Êtes-vous proche des limites de la technologie avec ces superyachts ?
Non, je ne pense pas. Par exemple, quand ce bateau de 80 mètres a été construit, nous nous sommes forcément creusé les méninges, mais tout est question d’amélioration du logiciel. Nous pouvons construire n’importe quoi avec notre procédé 3Di. Mais nous dépendons du logiciel et celui-ci doit s’adapter à des bateaux plus grands, plus raides, plus rapides, à des charges plus importantes, à des moments de redressement plus élevés et à tout le reste. Tant que le logiciel s’adapte aux caprices et aux souhaits des clients, tout va bien.
On peut supposer que les développements en termes logiciels vous viennent du monde de la Coupe de l’America ?
Sans aucun doute, je pense notamment à quelqu’un comme Michael Richelsen qui est en charge des logiciels chez nous, et dont beaucoup de gens disent que c’est le plus fort dans ce domaine, discret et calme, il est aussi avec Prada pour toutes les bonnes raisons. Pour les campagnes de Coupe, nous donnons le meilleur de nous-mêmes et nous nous améliorons grâce à l’interaction avec ces équipes qui dépensent des sommes folles pour les détails les plus infimes, nous voulons faire partie de tout ça.
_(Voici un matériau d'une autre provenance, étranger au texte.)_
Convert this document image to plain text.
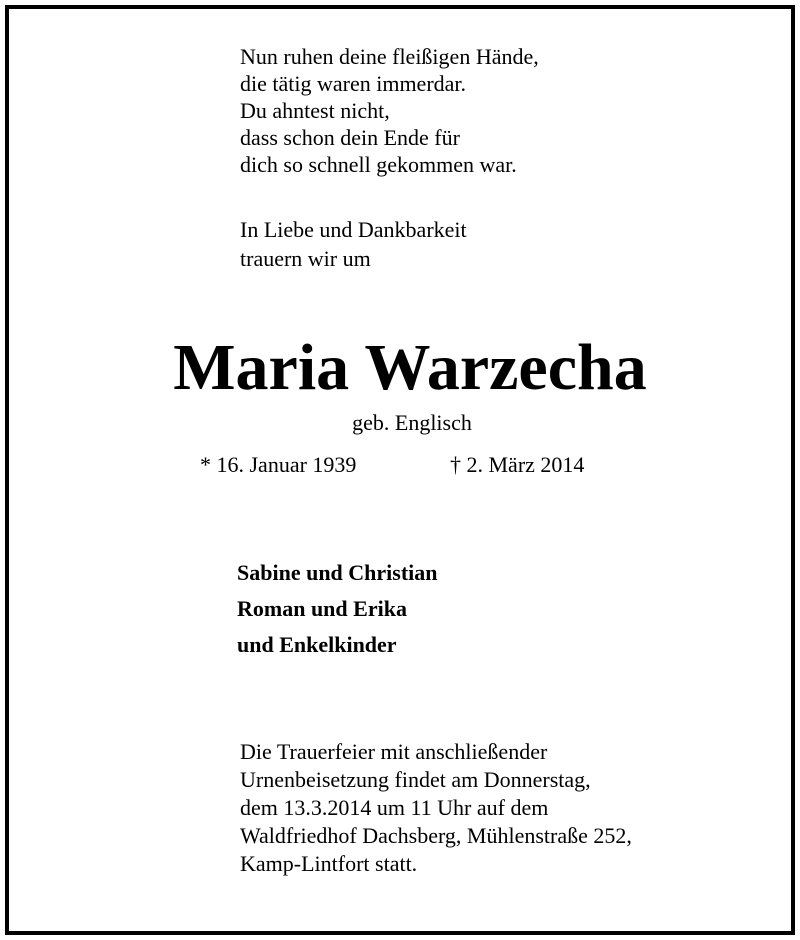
Nun ruhen deine fleißigen Hände,
die tätig waren immerdar.
Du ahntest nicht,
dass schon dein Ende für
dich so schnell gekommen war.
In Liebe und Dankbarkeit
trauern wir um
Maria Warzecha
geb. Englisch
* 16. Januar 1939	† 2. März 2014
Sabine und Christian
Roman und Erika
und Enkelkinder
Die Trauerfeier mit anschließender
Urnenbeisetzung findet am Donnerstag,
dem 13.3.2014 um 11 Uhr auf dem
Waldfriedhof Dachsberg, Mühlenstraße 252,
Kamp-Lintfort statt.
Le marché français de l’Imoca est-il aussi une source importante de développement pour North Sails ?
Il évolue très vite. Les Imoca ont toujours été – je ne dirais pas le parent pauvre – mais les budgets étaient très inférieurs par rapport à ceux de la Volvo. Aujourd’hui, certaines équipes sont assez bien financées et font des choses vraiment intéressantes. Les VPLP, Verdier et autres Juan K sont des gars tout simplement intelligents qui font en sorte que les bateaux aillent de plus en plus vite, mais aussi de les garder en un seul morceau. C’est ma seule crainte.
Et ce marché de l’Imoca est-il important pour vous ?
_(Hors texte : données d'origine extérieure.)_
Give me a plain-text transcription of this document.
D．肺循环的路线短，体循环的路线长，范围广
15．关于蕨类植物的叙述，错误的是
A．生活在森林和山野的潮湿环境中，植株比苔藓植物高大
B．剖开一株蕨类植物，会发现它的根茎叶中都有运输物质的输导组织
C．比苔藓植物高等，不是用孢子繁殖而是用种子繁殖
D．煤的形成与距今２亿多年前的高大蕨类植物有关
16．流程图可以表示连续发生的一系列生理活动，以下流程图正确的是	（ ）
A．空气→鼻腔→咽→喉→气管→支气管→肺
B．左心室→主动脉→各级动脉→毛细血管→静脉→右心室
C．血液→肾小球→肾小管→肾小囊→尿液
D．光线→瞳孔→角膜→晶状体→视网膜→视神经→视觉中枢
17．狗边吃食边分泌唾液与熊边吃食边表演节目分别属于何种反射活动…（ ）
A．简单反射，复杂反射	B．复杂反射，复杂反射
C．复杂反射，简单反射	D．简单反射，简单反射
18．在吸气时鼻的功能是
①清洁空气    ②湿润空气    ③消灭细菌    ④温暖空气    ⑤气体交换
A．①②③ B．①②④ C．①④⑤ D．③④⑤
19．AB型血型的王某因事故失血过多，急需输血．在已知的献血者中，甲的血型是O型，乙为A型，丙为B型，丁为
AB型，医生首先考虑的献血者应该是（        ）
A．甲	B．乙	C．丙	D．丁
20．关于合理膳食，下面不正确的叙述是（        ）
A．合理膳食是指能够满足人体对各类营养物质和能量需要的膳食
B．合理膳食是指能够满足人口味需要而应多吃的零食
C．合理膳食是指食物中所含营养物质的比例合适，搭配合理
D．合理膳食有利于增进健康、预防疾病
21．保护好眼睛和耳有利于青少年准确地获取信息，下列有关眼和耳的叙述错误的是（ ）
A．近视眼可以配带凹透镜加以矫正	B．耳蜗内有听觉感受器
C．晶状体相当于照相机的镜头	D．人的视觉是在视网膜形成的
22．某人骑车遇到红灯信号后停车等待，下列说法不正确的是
En France, oui. Notre plancher français va des Mini aux Ultimes en passant par les Figaro et les Imoca, beaucoup de jeunes marins français suivent cette progression qui est intéressante, donc notre atelier est vraiment bon pour ça et a toutes les bonnes raisons de se concentrer là-dessus.
Le monde a donc beaucoup à apprendre de la France ?
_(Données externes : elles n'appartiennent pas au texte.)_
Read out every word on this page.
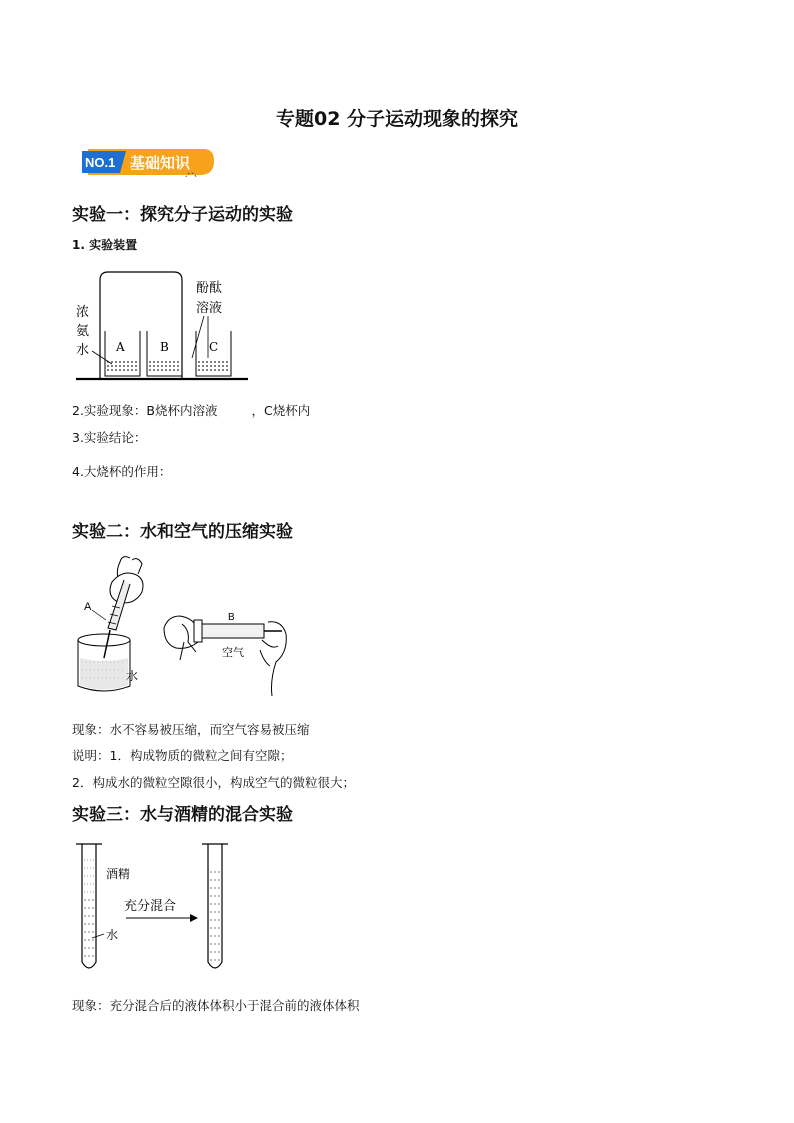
专题02 分子运动现象的探究
NO.1 基础知识
实验一：探究分子运动的实验
1. 实验装置
A	B	C
浓
氨
水
酚酞
溶液
2.实验现象：B烧杯内溶液	，C烧杯内
3.实验结论：
4.大烧杯的作用：
实验二：水和空气的压缩实验
A
水
B
空气
现象：水不容易被压缩，而空气容易被压缩
说明：1．构成物质的微粒之间有空隙；
2．构成水的微粒空隙很小，构成空气的微粒很大；
实验三：水与酒精的混合实验
酒精
水
充分混合
现象：充分混合后的液体体积小于混合前的液体体积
Autre que la façon de faire de la course au large ? (sourire) Aujourd’hui, il y a une tendance générale à naviguer en équipage réduit. J’ai d’ailleurs commencé à naviguer en double, je viens de faire la Fort Lauderdale to Key West Race sur un Jeanneau 3300 avec une fille qui s’appelle Suzie Leach et je peux vous dire que je n’ai pas pris autant de plaisir à naviguer depuis très, très longtemps !
Et cette tendance au double touche-t-elle aussi d’autres endroits aux Etats-Unis ?
Sans aucun doute, enfin, espérons-le. En tout cas, ça peut contribuer à faire sortir les gens et les bateaux des ports et les pousser à naviguer. Deux équipiers contre dix sur un bateau de même taille, des bateaux plus accessibles financièrement… Je pense que c’est une progression naturelle et je vais continuer à le faire parce en espérant que les gens, quand ils verront ça, se diront : « Ça a l’air plutôt amusant, laissez-moi essayer ».
Et les courses en solitaire, tu n’aimes pas ça ?
Je ne m’aime pas assez pour naviguer en solitaire… C’est clair pour moi. Après le double est assez proche, je suis parfois en solo quand Susie est au fond du bateau en train de chercher à manger ou que je suis seul sur le pont par une belle nuit, mais je pense que le double est vraiment amusant.
Donc tu es fan de la nouvelle épreuve de large olympique qui sera introduite aux Jeux de Paris ?
Sans aucun doute, c’est un super moteur, qui va contribuer à faire avancer les choses, il n’y a pas de doute dans ma tête que je vais continuer à pratiquer le double mixte.
As-tu milité pour l’introduire au programme olympique ?
Je parle tout le temps à Stan Honey (qui fait partie du « offshore committee » de World Sailing). Je n’ai jamais caché que j’étais un fervent supporter de ce format, j’adore et j’ai toujours adoré naviguer le long des côtes et au large.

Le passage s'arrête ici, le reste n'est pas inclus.